Alex e Nadia, i più giovani della compagnia, guardano alla vita con cuore ancora puro, non segnato dalla cattiveria e dai vizi degli adulti. Per questo loro, prima di tutti, riescono a carpire i segreti della foresta, degli indigeni, e gli intrighi che manovrano la loro spedizione.  Il loro è un viaggio alla scoperta della verità, ma soprattutto di sé stessi, della loro vera essenza, che possono trovare solo liberandosi del superfluo, fosse anche la cosa più importante che possiedono. 
Ma questi non sono gli unici spunti offerti dal libro. Emerge chiaramente la denuncia verso l’uomo moderno, che cerca di arricchirsi con tutti i mezzi, leciti o meno, anche a discapito della vita altrui; e una chiara polemica nei confronti della società tecnologica, che vorrebbe imporsi come modello supremo e schiacciare con la sua arroganza le usanze di altri popoli e il loro modo di vivere. Da un lato il progresso aiuta le persone e ne migliora lo stile di vita, dall’altro tuttavia allontana dai veri valori e dalla vera essenza delle cose.

Non definirei questo romanzo fantasy, come si trova scritto da tante parti. Se proprio dovessi catalogarlo, fermandomi solo alla patina superficiale lo definirei una grande avventura impreziosita da elementi fantastici. Scavando più in profondità, invece, non si possono non considerare le molteplici riflessioni sulla diversità, sull’importanza delle cose semplici e la futilità di gran parte degli oggetti che tanto gelosamente possediamo. Si può riflettere sulla indispensabilità degli affetti, sul rispetto per la natura e per tutte le culture, nonostante siano distanti anni luce dalla nostra. Insomma, se letto col giusto spirito è un libro davvero interessante per ciò che riesce a comunicare.

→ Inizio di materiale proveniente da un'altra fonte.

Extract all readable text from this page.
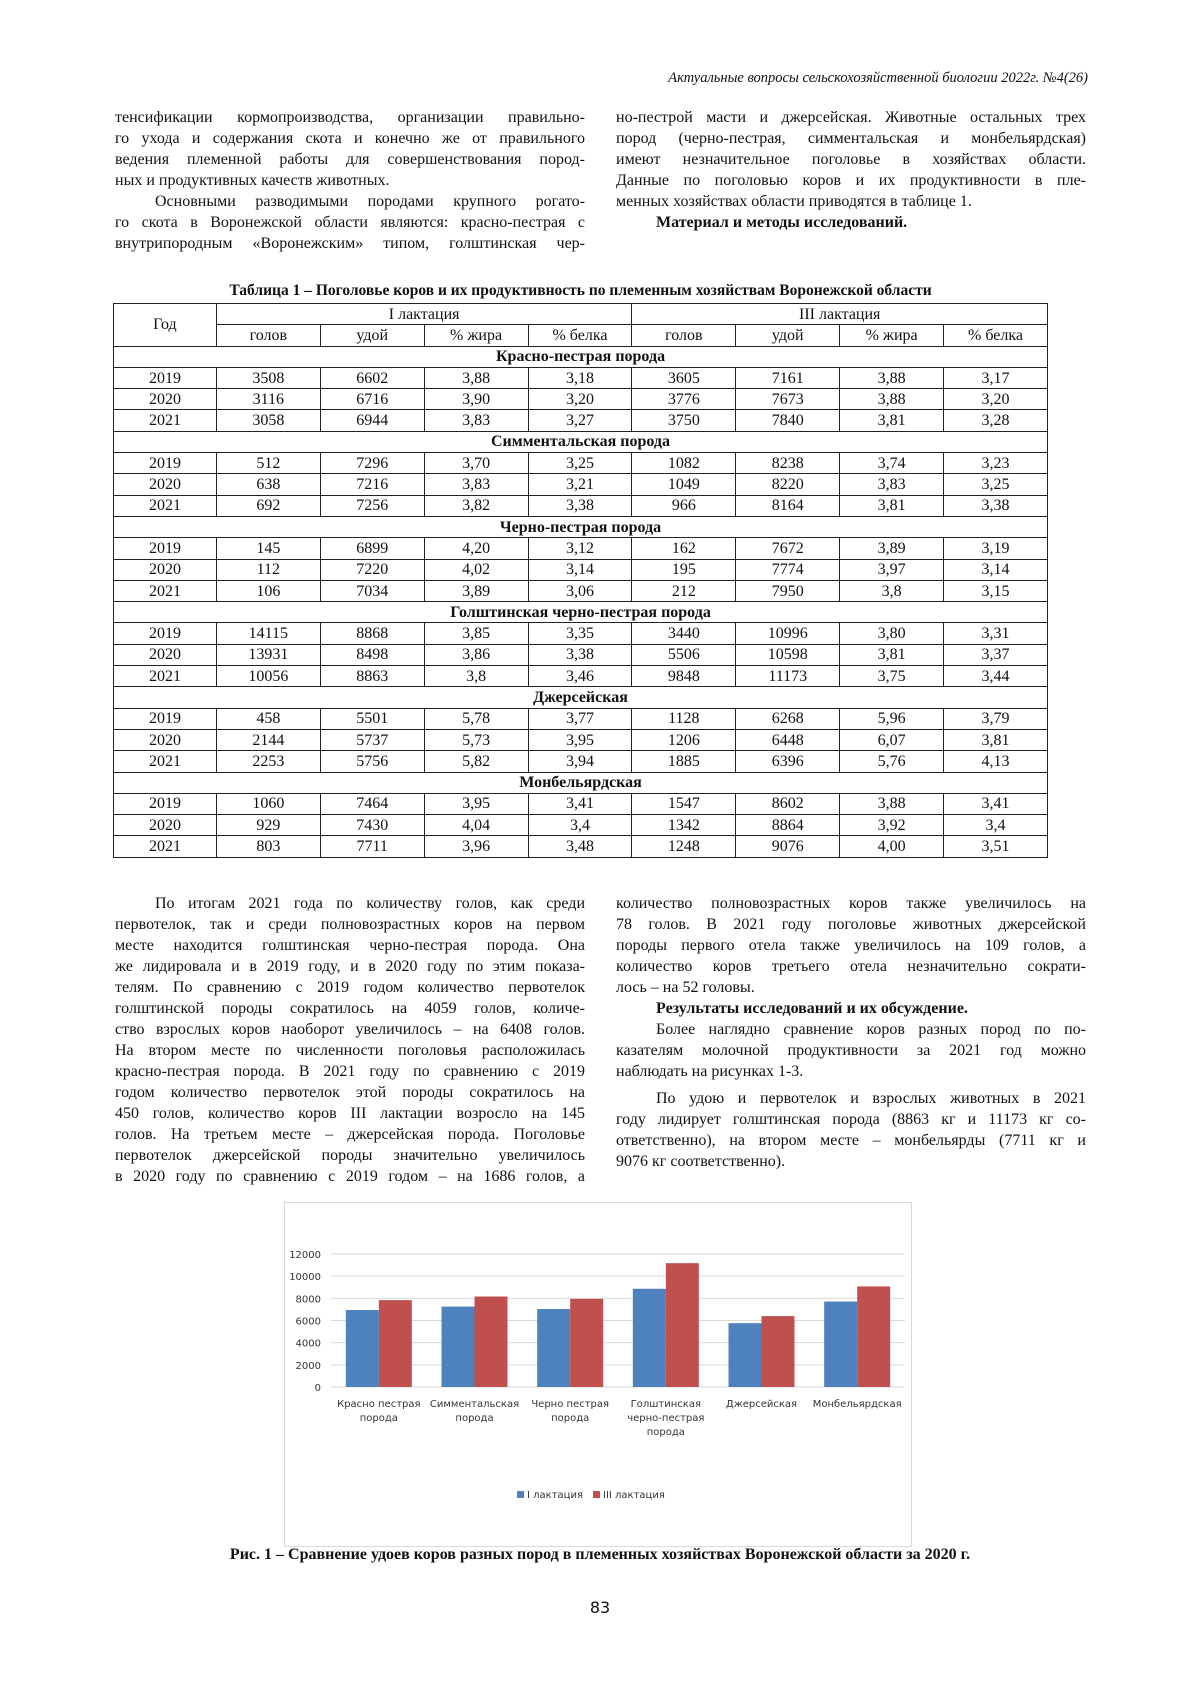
Актуальные вопросы сельскохозяйственной биологии 2022г. №4(26)
тенсификации кормопроизводства, организации правильно-
го ухода и содержания скота и конечно же от правильного
ведения племенной работы для совершенствования пород-
ных и продуктивных качеств животных.
Основными разводимыми породами крупного рогато-
го скота в Воронежской области являются: красно-пестрая с
внутрипородным «Воронежским» типом, голштинская чер-
но-пестрой масти и джерсейская. Животные остальных трех
пород (черно-пестрая, симментальская и монбельярдская)
имеют незначительное поголовье в хозяйствах области.
Данные по поголовью коров и их продуктивности в пле-
менных хозяйствах области приводятся в таблице 1.
Материал и методы исследований.
Таблица 1 – Поголовье коров и их продуктивность по племенным хозяйствам Воронежской области
Год	I лактация				III лактация			
	голов	удой	% жира	% белка	голов	удой	% жира	% белка
Красно-пестрая порода								
2019	3508	6602	3,88	3,18	3605	7161	3,88	3,17
2020	3116	6716	3,90	3,20	3776	7673	3,88	3,20
2021	3058	6944	3,83	3,27	3750	7840	3,81	3,28
Симментальская порода								
2019	512	7296	3,70	3,25	1082	8238	3,74	3,23
2020	638	7216	3,83	3,21	1049	8220	3,83	3,25
2021	692	7256	3,82	3,38	966	8164	3,81	3,38
Черно-пестрая порода								
2019	145	6899	4,20	3,12	162	7672	3,89	3,19
2020	112	7220	4,02	3,14	195	7774	3,97	3,14
2021	106	7034	3,89	3,06	212	7950	3,8	3,15
Голштинская черно-пестрая порода								
2019	14115	8868	3,85	3,35	3440	10996	3,80	3,31
2020	13931	8498	3,86	3,38	5506	10598	3,81	3,37
2021	10056	8863	3,8	3,46	9848	11173	3,75	3,44
Джерсейская								
2019	458	5501	5,78	3,77	1128	6268	5,96	3,79
2020	2144	5737	5,73	3,95	1206	6448	6,07	3,81
2021	2253	5756	5,82	3,94	1885	6396	5,76	4,13
Монбельярдская								
2019	1060	7464	3,95	3,41	1547	8602	3,88	3,41
2020	929	7430	4,04	3,4	1342	8864	3,92	3,4
2021	803	7711	3,96	3,48	1248	9076	4,00	3,51
По итогам 2021 года по количеству голов, как среди
первотелок, так и среди полновозрастных коров на первом
месте находится голштинская черно-пестрая порода. Она
же лидировала и в 2019 году, и в 2020 году по этим показа-
телям. По сравнению с 2019 годом количество первотелок
голштинской породы сократилось на 4059 голов, количе-
ство взрослых коров наоборот увеличилось – на 6408 голов.
На втором месте по численности поголовья расположилась
красно-пестрая порода. В 2021 году по сравнению с 2019
годом количество первотелок этой породы сократилось на
450 голов, количество коров III лактации возросло на 145
голов. На третьем месте – джерсейская порода. Поголовье
первотелок джерсейской породы значительно увеличилось
в 2020 году по сравнению с 2019 годом – на 1686 голов, а
количество полновозрастных коров также увеличилось на
78 голов. В 2021 году поголовье животных джерсейской
породы первого отела также увеличилось на 109 голов, а
количество коров третьего отела незначительно сократи-
лось – на 52 головы.
Результаты исследований и их обсуждение.
Более наглядно сравнение коров разных пород по по-
казателям молочной продуктивности за 2021 год можно
наблюдать на рисунках 1-3.
По удою и первотелок и взрослых животных в 2021
году лидирует голштинская порода (8863 кг и 11173 кг со-
ответственно), на втором месте – монбельярды (7711 кг и
9076 кг соответственно).
0
2000
4000
6000
8000
10000
12000
Красно пестрая
порода
Симментальская
порода
Черно пестрая
порода
Голштинская
черно-пестрая
порода
Джерсейская Монбельярдская
I лактация III лактация
Рис. 1 – Сравнение удоев коров разных пород в племенных хозяйствах Воронежской области за 2020 г.
83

Attualmente sto leggendo il secondo capitolo della saga, sono stata un po’ intimorita da alcune recensioni traballanti, ma per ora l’inizio è promettente! Nel frattempo però consiglio questo primo romanzo a chiunque abbia voglia di una storia coinvolgente e misteriosa, senza limiti di età, e a chiunque voglia viaggiare un po’ pur restando seduto in poltrona.